36.La Stratégie d’intégration comporte un programme d’aide à l’apprentissage des langues dans un cadre formel et informel et favorise les activités destinées aux jeunes qui visent à renforcer la communication et la compréhension entre Estoniens, Russes et personnes ayant une autre origine culturelle et une autre langue maternelle. En outre, les nouveaux programmes scolaires indiquent clairement que tous les élèves et étudiants doivent avoir de bonnes compétences en matière de communication non seulement sur le plan linguistique mais aussi dans leurs relations avec les personnes de culture et de langue différentes des leurs. Mme Soll ne saurait dire si la Stratégie d’intégration contient des indicateurs clairs, mais il y a un indicateur à atteindre en priorité d’ici à 2013, à savoir mesurer et surveiller les niveaux de tolérance.

37.L’obligation de savoir l’estonien n’est pas fondée sur la nationalité et ne s’applique qu’aux personnes travaillant dans les services publics. L’examen linguistique ne concerne que les personnes ayant accompli moins de 60 % de leurs études en estonien.

38.Au sujet de l’application des précédentes recommandations du Comité sur l’éducation des minorités et l’enseignement des droits de l’homme, les programmes scolaires actuels sont à l’évidence conçus pour que les jeunes prennent mieux conscience des droits de l’homme.
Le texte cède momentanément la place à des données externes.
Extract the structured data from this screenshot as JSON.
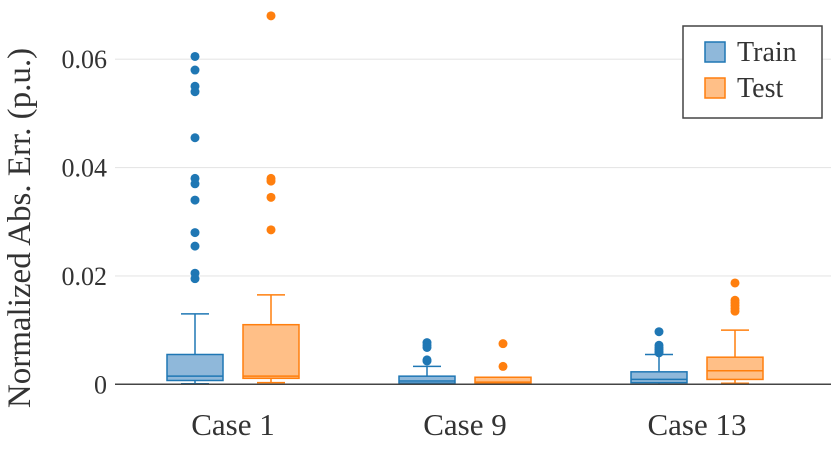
{
  "chart_data": {
    "type": "box",
    "ylabel": "Normalized Abs. Err. (p.u.)",
    "xlabel": "",
    "categories": [
      "Case 1",
      "Case 9",
      "Case 13"
    ],
    "ylim": [
      -0.0005,
      0.07
    ],
    "yticks": [
      0,
      0.02,
      0.04,
      0.06
    ],
    "ytick_labels": [
      "0",
      "0.02",
      "0.04",
      "0.06"
    ],
    "grid": true,
    "legend_position": "top-right",
    "series": [
      {
        "name": "Train",
        "color": "#1f77b4",
        "fill": "#8fb8da",
        "boxes": [
          {
            "lower_whisker": 0.0001,
            "q1": 0.0007,
            "median": 0.0015,
            "q3": 0.0055,
            "upper_whisker": 0.013,
            "outliers": [
              0.0605,
              0.058,
              0.055,
              0.054,
              0.0455,
              0.038,
              0.037,
              0.034,
              0.028,
              0.0255,
              0.0205,
              0.0195
            ]
          },
          {
            "lower_whisker": 0.0,
            "q1": 0.0002,
            "median": 0.0006,
            "q3": 0.0015,
            "upper_whisker": 0.0033,
            "outliers": [
              0.0077,
              0.0072,
              0.0068,
              0.0045,
              0.0043
            ]
          },
          {
            "lower_whisker": 0.0,
            "q1": 0.0003,
            "median": 0.0009,
            "q3": 0.0023,
            "upper_whisker": 0.0055,
            "outliers": [
              0.0097,
              0.0072,
              0.0068,
              0.0064,
              0.006,
              0.0058
            ]
          }
        ]
      },
      {
        "name": "Test",
        "color": "#ff7f0e",
        "fill": "#ffbf87",
        "boxes": [
          {
            "lower_whisker": 0.0003,
            "q1": 0.0011,
            "median": 0.0015,
            "q3": 0.011,
            "upper_whisker": 0.0165,
            "outliers": [
              0.068,
              0.038,
              0.0375,
              0.0345,
              0.0285
            ]
          },
          {
            "lower_whisker": 0.0,
            "q1": 0.0002,
            "median": 0.0004,
            "q3": 0.0013,
            "upper_whisker": 0.0013,
            "outliers": [
              0.0075,
              0.0033
            ]
          },
          {
            "lower_whisker": 0.0002,
            "q1": 0.0009,
            "median": 0.0025,
            "q3": 0.005,
            "upper_whisker": 0.01,
            "outliers": [
              0.0187,
              0.0155,
              0.015,
              0.0145,
              0.014,
              0.0135
            ]
          }
        ]
      }
    ]
  }
}
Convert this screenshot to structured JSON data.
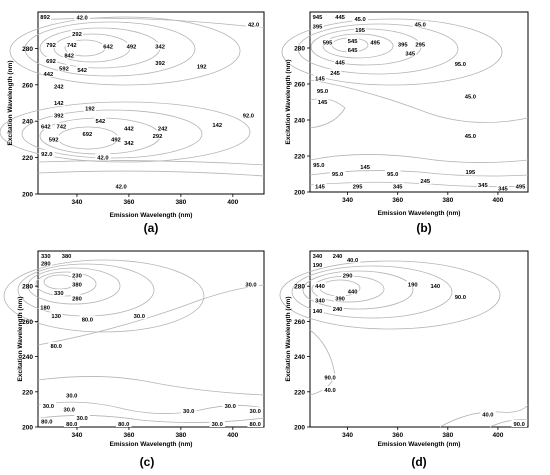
{
  "chart_data": [
    {
      "panel": "(a)",
      "type": "contour",
      "xlabel": "Emission Wavelength (nm)",
      "ylabel": "Excitation Wavelength (nm)",
      "xlim": [
        325,
        412
      ],
      "ylim": [
        200,
        300
      ],
      "xticks": [
        "340",
        "360",
        "380",
        "400"
      ],
      "yticks": [
        "200",
        "220",
        "240",
        "260",
        "280"
      ],
      "contour_labels": [
        {
          "text": "892",
          "x": 327,
          "y": 298
        },
        {
          "text": "42.0",
          "x": 342,
          "y": 297
        },
        {
          "text": "42.0",
          "x": 408,
          "y": 293
        },
        {
          "text": "292",
          "x": 340,
          "y": 288
        },
        {
          "text": "792",
          "x": 330,
          "y": 282
        },
        {
          "text": "742",
          "x": 338,
          "y": 282
        },
        {
          "text": "642",
          "x": 352,
          "y": 281
        },
        {
          "text": "492",
          "x": 361,
          "y": 281
        },
        {
          "text": "342",
          "x": 372,
          "y": 281
        },
        {
          "text": "842",
          "x": 337,
          "y": 276
        },
        {
          "text": "692",
          "x": 330,
          "y": 273
        },
        {
          "text": "392",
          "x": 372,
          "y": 272
        },
        {
          "text": "592",
          "x": 335,
          "y": 269
        },
        {
          "text": "542",
          "x": 342,
          "y": 268
        },
        {
          "text": "192",
          "x": 388,
          "y": 270
        },
        {
          "text": "442",
          "x": 329,
          "y": 266
        },
        {
          "text": "242",
          "x": 333,
          "y": 259
        },
        {
          "text": "142",
          "x": 333,
          "y": 250
        },
        {
          "text": "192",
          "x": 345,
          "y": 247
        },
        {
          "text": "392",
          "x": 333,
          "y": 243
        },
        {
          "text": "542",
          "x": 349,
          "y": 240
        },
        {
          "text": "642",
          "x": 328,
          "y": 237
        },
        {
          "text": "742",
          "x": 334,
          "y": 237
        },
        {
          "text": "692",
          "x": 344,
          "y": 233
        },
        {
          "text": "442",
          "x": 360,
          "y": 236
        },
        {
          "text": "242",
          "x": 373,
          "y": 236
        },
        {
          "text": "142",
          "x": 394,
          "y": 238
        },
        {
          "text": "92.0",
          "x": 406,
          "y": 243
        },
        {
          "text": "592",
          "x": 331,
          "y": 230
        },
        {
          "text": "492",
          "x": 355,
          "y": 230
        },
        {
          "text": "292",
          "x": 371,
          "y": 232
        },
        {
          "text": "342",
          "x": 360,
          "y": 228
        },
        {
          "text": "92.0",
          "x": 328,
          "y": 222
        },
        {
          "text": "42.0",
          "x": 350,
          "y": 220
        },
        {
          "text": "42.0",
          "x": 357,
          "y": 204
        }
      ]
    },
    {
      "panel": "(b)",
      "type": "contour",
      "xlabel": "Emission Wavelength (nm)",
      "ylabel": "Excitation Wavelength (nm)",
      "xlim": [
        325,
        412
      ],
      "ylim": [
        200,
        300
      ],
      "xticks": [
        "340",
        "360",
        "380",
        "400"
      ],
      "yticks": [
        "200",
        "220",
        "240",
        "260",
        "280"
      ],
      "contour_labels": [
        {
          "text": "945",
          "x": 328,
          "y": 298
        },
        {
          "text": "445",
          "x": 337,
          "y": 298
        },
        {
          "text": "45.0",
          "x": 345,
          "y": 296
        },
        {
          "text": "395",
          "x": 328,
          "y": 292
        },
        {
          "text": "195",
          "x": 345,
          "y": 290
        },
        {
          "text": "45.0",
          "x": 369,
          "y": 293
        },
        {
          "text": "595",
          "x": 332,
          "y": 283
        },
        {
          "text": "545",
          "x": 342,
          "y": 284
        },
        {
          "text": "495",
          "x": 351,
          "y": 283
        },
        {
          "text": "395",
          "x": 362,
          "y": 282
        },
        {
          "text": "295",
          "x": 369,
          "y": 282
        },
        {
          "text": "645",
          "x": 342,
          "y": 279
        },
        {
          "text": "345",
          "x": 365,
          "y": 277
        },
        {
          "text": "445",
          "x": 337,
          "y": 272
        },
        {
          "text": "95.0",
          "x": 385,
          "y": 271
        },
        {
          "text": "245",
          "x": 335,
          "y": 266
        },
        {
          "text": "145",
          "x": 329,
          "y": 263
        },
        {
          "text": "95.0",
          "x": 330,
          "y": 256
        },
        {
          "text": "145",
          "x": 330,
          "y": 250
        },
        {
          "text": "45.0",
          "x": 389,
          "y": 253
        },
        {
          "text": "45.0",
          "x": 389,
          "y": 231
        },
        {
          "text": "95.0",
          "x": 328,
          "y": 215
        },
        {
          "text": "145",
          "x": 347,
          "y": 214
        },
        {
          "text": "95.0",
          "x": 336,
          "y": 210
        },
        {
          "text": "95.0",
          "x": 358,
          "y": 210
        },
        {
          "text": "195",
          "x": 389,
          "y": 211
        },
        {
          "text": "245",
          "x": 371,
          "y": 206
        },
        {
          "text": "145",
          "x": 329,
          "y": 203
        },
        {
          "text": "295",
          "x": 344,
          "y": 203
        },
        {
          "text": "345",
          "x": 360,
          "y": 203
        },
        {
          "text": "345",
          "x": 394,
          "y": 204
        },
        {
          "text": "345",
          "x": 402,
          "y": 202
        },
        {
          "text": "495",
          "x": 409,
          "y": 203
        }
      ]
    },
    {
      "panel": "(c)",
      "type": "contour",
      "xlabel": "Emission Wavelength (nm)",
      "ylabel": "Excitation Wavelength (nm)",
      "xlim": [
        325,
        412
      ],
      "ylim": [
        200,
        300
      ],
      "xticks": [
        "340",
        "360",
        "380",
        "400"
      ],
      "yticks": [
        "200",
        "220",
        "240",
        "260",
        "280"
      ],
      "contour_labels": [
        {
          "text": "330",
          "x": 328,
          "y": 298
        },
        {
          "text": "380",
          "x": 336,
          "y": 298
        },
        {
          "text": "280",
          "x": 328,
          "y": 293
        },
        {
          "text": "230",
          "x": 340,
          "y": 286
        },
        {
          "text": "380",
          "x": 340,
          "y": 281
        },
        {
          "text": "330",
          "x": 333,
          "y": 276
        },
        {
          "text": "280",
          "x": 340,
          "y": 273
        },
        {
          "text": "30.0",
          "x": 407,
          "y": 281
        },
        {
          "text": "180",
          "x": 327,
          "y": 268
        },
        {
          "text": "130",
          "x": 332,
          "y": 263
        },
        {
          "text": "80.0",
          "x": 344,
          "y": 261
        },
        {
          "text": "30.0",
          "x": 364,
          "y": 263
        },
        {
          "text": "80.0",
          "x": 332,
          "y": 246
        },
        {
          "text": "30.0",
          "x": 338,
          "y": 218
        },
        {
          "text": "30.0",
          "x": 329,
          "y": 212
        },
        {
          "text": "30.0",
          "x": 337,
          "y": 210
        },
        {
          "text": "30.0",
          "x": 342,
          "y": 205
        },
        {
          "text": "80.0",
          "x": 328,
          "y": 203
        },
        {
          "text": "80.0",
          "x": 338,
          "y": 200
        },
        {
          "text": "80.0",
          "x": 358,
          "y": 200
        },
        {
          "text": "30.0",
          "x": 383,
          "y": 209
        },
        {
          "text": "30.0",
          "x": 399,
          "y": 212
        },
        {
          "text": "30.0",
          "x": 394,
          "y": 201
        },
        {
          "text": "30.0",
          "x": 410,
          "y": 209
        },
        {
          "text": "80.0",
          "x": 410,
          "y": 200
        }
      ]
    },
    {
      "panel": "(d)",
      "type": "contour",
      "xlabel": "Emission Wavelength (nm)",
      "ylabel": "Excitation Wavelength (nm)",
      "xlim": [
        325,
        412
      ],
      "ylim": [
        200,
        300
      ],
      "xticks": [
        "340",
        "360",
        "380",
        "400"
      ],
      "yticks": [
        "200",
        "220",
        "240",
        "260",
        "280"
      ],
      "contour_labels": [
        {
          "text": "340",
          "x": 328,
          "y": 298
        },
        {
          "text": "240",
          "x": 336,
          "y": 298
        },
        {
          "text": "40.0",
          "x": 342,
          "y": 295
        },
        {
          "text": "190",
          "x": 328,
          "y": 292
        },
        {
          "text": "290",
          "x": 340,
          "y": 286
        },
        {
          "text": "190",
          "x": 366,
          "y": 281
        },
        {
          "text": "140",
          "x": 375,
          "y": 280
        },
        {
          "text": "440",
          "x": 329,
          "y": 280
        },
        {
          "text": "440",
          "x": 342,
          "y": 277
        },
        {
          "text": "390",
          "x": 337,
          "y": 273
        },
        {
          "text": "90.0",
          "x": 385,
          "y": 274
        },
        {
          "text": "340",
          "x": 329,
          "y": 272
        },
        {
          "text": "240",
          "x": 336,
          "y": 267
        },
        {
          "text": "140",
          "x": 328,
          "y": 266
        },
        {
          "text": "90.0",
          "x": 333,
          "y": 228
        },
        {
          "text": "40.0",
          "x": 333,
          "y": 221
        },
        {
          "text": "40.0",
          "x": 396,
          "y": 207
        },
        {
          "text": "90.0",
          "x": 411,
          "y": 201
        }
      ]
    }
  ],
  "panels": {
    "a": "(a)",
    "b": "(b)",
    "c": "(c)",
    "d": "(d)"
  },
  "colors": {
    "contour": "#b4b4b4",
    "axis": "#000000",
    "label_bg": "#ffffff"
  }
}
Quant à l’enseignement pour les minorités, l’Estonie n’a pas l’intention de fermer les écoles dispensant l’enseignement en russe aux niveaux préscolaire et élémentaire, et les écoles privées sont libres de choisir la langue dans laquelle l’enseignement est dispensé. Le Gouvernement apporte un soutien financier pour que les enseignants soient formés à enseigner l’estonien comme deuxième langue et fournit des matériels pédagogiques pour les écoles où l’enseignement n’est pas donné en estonien.
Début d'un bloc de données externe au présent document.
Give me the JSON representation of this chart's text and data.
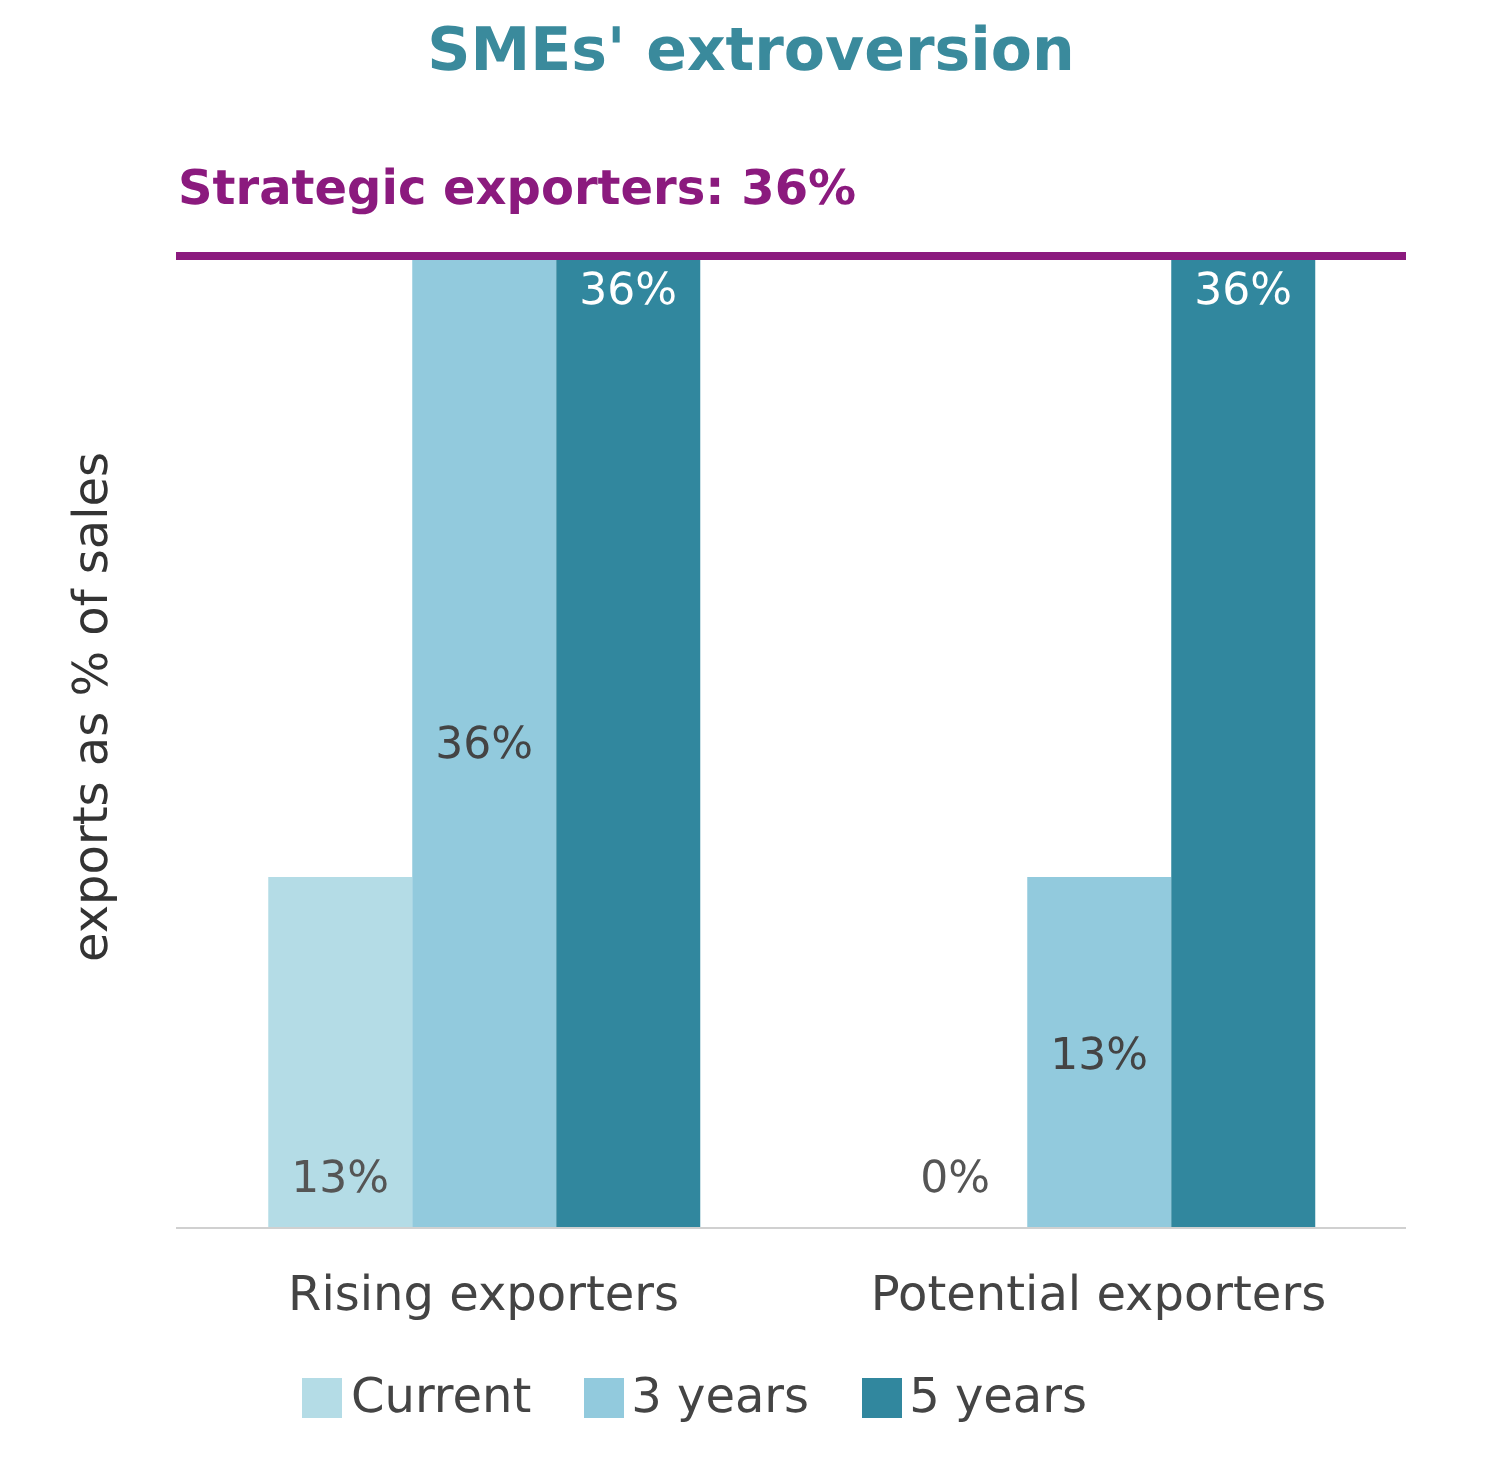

39.M.  Bambus (Estonie) dit que l’Estonie prend les recommandations du Comité très au sérieux. Elle a mis en place de nombreuses institutions nouvelles et a modifié ses instruments juridiques ces dernières années afin d’améliorer l’existence de tous les Estoniens. Il précise que le terme «russophone» ne désigne pas seulement les Russes, mais toutes les nationalités qui utilisent le russe dans la vie quotidienne.
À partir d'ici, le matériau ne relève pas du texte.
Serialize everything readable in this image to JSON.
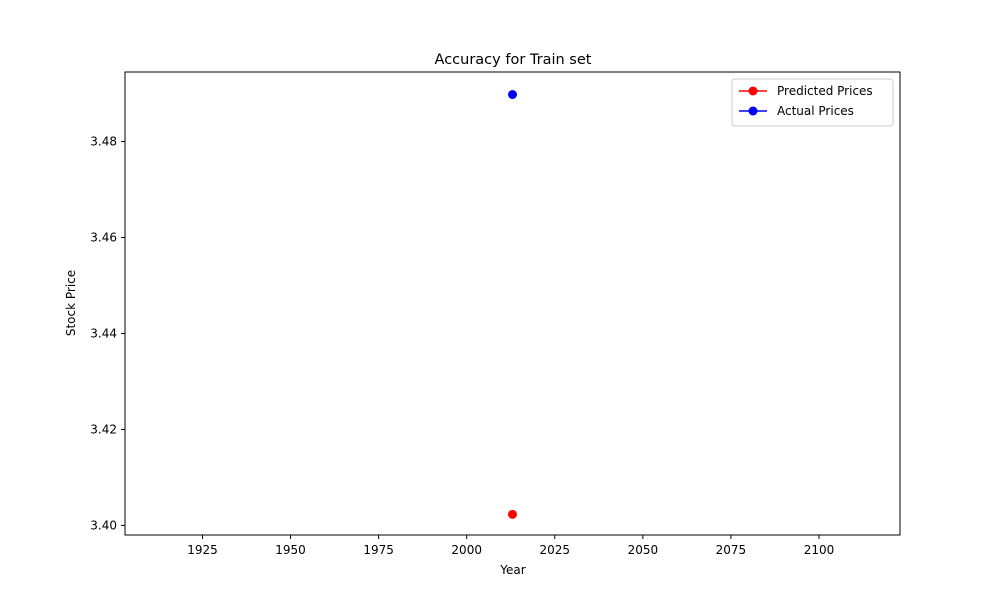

40.M me Lannes (Estonie) dit que le taux de chômage élevé chez les jeunes handicapés est très préoccupant. Depuis le rapport précédent, le Gouvernement a pris des mesures pour améliorer la situation, à savoir: adoption de la loi de 2009 sur l’égalité de traitement, qui interdit la discrimination fondée sur le handicap; création d’une prestation sociale spécifique pour les personnes handicapées qui travaillent déjà pour couvrir les frais liés à l’emploi, comme le transport, le matériel et les aidants; maintien du versement de l’allocation d’invalidité aux personnes handicapées, même si elles ont un emploi; remboursement partiel des charges sociales par le Gouvernement aux sociétés employant des personnes handicapées; congé supplémentaire pour les personnes handicapées, payé par l’État; soutiens spéciaux pour faciliter l’emploi des personnes handicapées tels que subventions salariales pour les employeurs, soutien financier pour adapter les locaux et le matériel professionnels, soutien pour les entretiens d’embauche et fourniture d’un service d’aidants sur le lieu de travail. Outre les modifications législatives, des programmes à long terme destinés à promouvoir l’emploi de personnes handicapées ont été lancés avec l’assistance du Fonds social européen, notamment des campagnes de sensibilisation menées dans les médias, des documents d’information et des programmes de travail protégé pour les personnes ayant des besoins psychologiques spéciaux. La ratification de la Convention des Nations Unies relative aux droits des personnes handicapée est une priorité du Gouvernement.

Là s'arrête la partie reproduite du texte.